= Picchi Hannan =

Bangladeshi gangster

Picchi Hannan, also spelled as Pichchi Hannan, was a Bangladeshi gangster who was killed in a gunfight with Rapid Action Battalion.

== Early life ==
Hannan was born in Faridganj Upazila, Chandpur District. He moved to Dhaka to support his father's business in Karwan Bazar.

==Career==
Hannan started his criminal career with minor crimes, then moved on to robbery and murder. He recruited Iqbal Hossain Nitel after he graduated from BAF Shaheen College Dhaka and placed him in charge of the narcotics trade in Agargaon.

In 1998, Hannan was detained by the Bangladesh Police with the assistance of Mohammad Abu Hanif, president of the Ward 39 unit of the Bangladesh Jatiya Sramik League, the labour front of the Awami League, and joint general secretary of the Karwan Bazar Baboshaye Kalyan Samity Super Market. Hannan was released after eight months. He announced a bounty of Hanif and in May 2006 Hanif was shot dead.

Hannan was accused in the 2001 Malibagh killings case, where four people were killed during a political clash in Dhaka, along with former Awami League member of parliament HBM Iqbal. He was named in the charge sheet submitted after a reinvestigation initiated by the Bangladesh nationalist Party-led government. While Hannan was on the run, Iqbal was sent to jail.

The Daily Star reported that juvenile delinquents were being tortured in the Juvenile Development Centre at Tongi by followers of Hannan and Kala Jahangir in September 2003. He was accused in the murder case of Shahadat Hossain Sikder, Dhaka Ward commissioner.

In December 2004, one of Hannan's followers was shot dead in Dhaka. In October 2007, Rapid Action Battalion detained an associate of Picchi Hannan, Nazimuddin Babu, who is the president of the Dhanmondi unit of the Bangladesh Chhatra League. In July 2008, Rapid Action Battalion killed an associate of Hannan, Shaheb Ali, in a gunfight.

==Death==
On 26 June 2004, Rapid Action Battalion and Bangladesh Police launched a raid on a house in Uttara to detain Hannan. He and his men shot through the police blockade. Some of them, including Hannan, were wounded in the encounter. Two law enforcement personnel were also injured. Rapid Action Battalion detained his associates Babul Mian, Motaleb, Mostafizur Rahman, and Rafiqul Islam Tuku from Uttara after the shootout. Police found the body of Iqbal Hossain Nitel, who was injured in the shootout at Tejgaon, wrapped in blue polythene with a saline needle stuck in his arm.

On 27 June 2004, Hannan was detained by Rapid Action Battalion, led by Lieutenant Colonel Chowdhury Fazlul Bari, from Al-Insaf Clinic, a private clinic in Saver, where he was getting treated for his bullet wounds 40 hours after the shootout. A court granted permission for him to be interrogated under a ten-day remand at the Interrogation Cell.

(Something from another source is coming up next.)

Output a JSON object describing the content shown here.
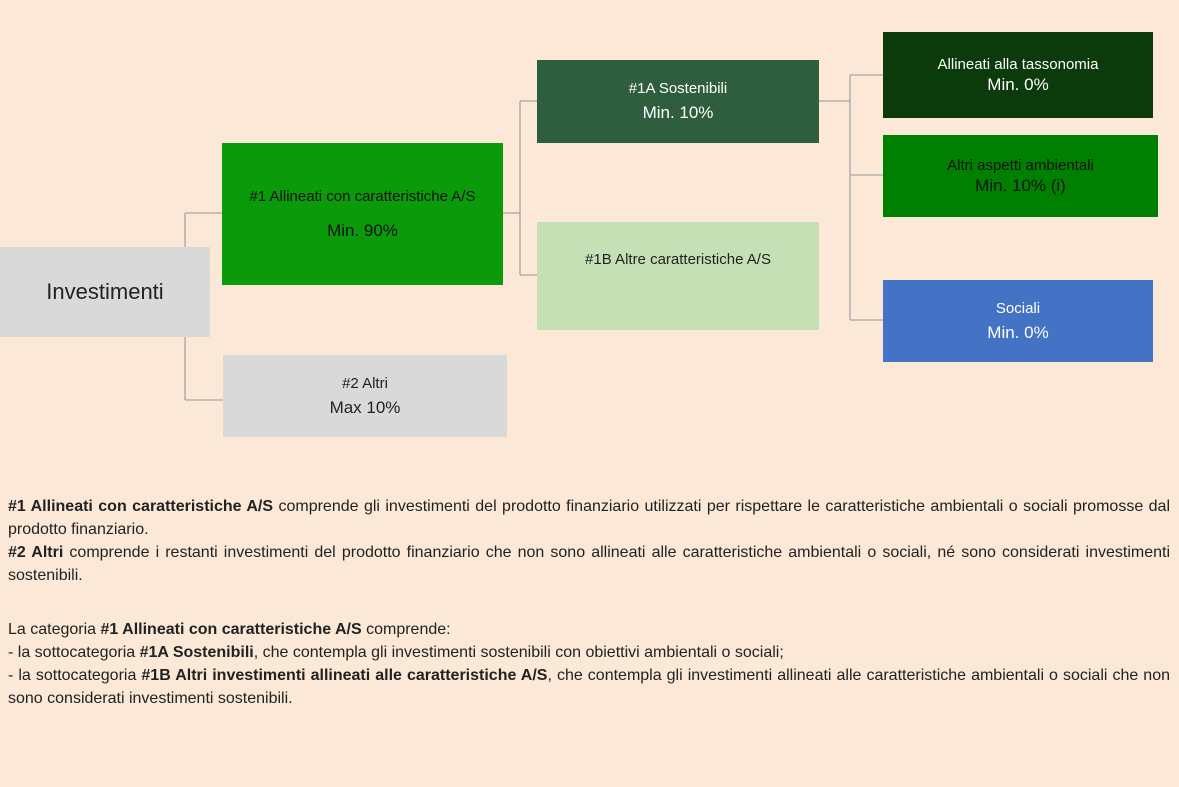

After his detention, he told the media that politically connected groups used him. His associate, Debashish Kumar Das, who was detained with him from Savar, was brought injured to Dhaka Medical College and Hospital and died there. On 6 August, he was taken for a search from custody by Rapid Action Battalion and then was killed in an alleged gunfight. His daughter alleged he was killed for refusing to obey a member of parliament of the ruling Bangladesh Nationalist Party. During his autopsy a single bullet was found in his head.

Following the death of the Hannan, gangsters in Dhaka preferred to stay in prison due to the fear of being extrajudicially killed by the Rapid Action Battalion. By November 2004, Rapid Action Battalion had killed more than 49 gangsters. Lutfozzaman Babar, Minister of Home Affairs was accused of using Hannan for criminal activities.

In 2024, a movie about the life of Hannan was being developed in Dhallywood, starring Joy Chowdhury as Hannan.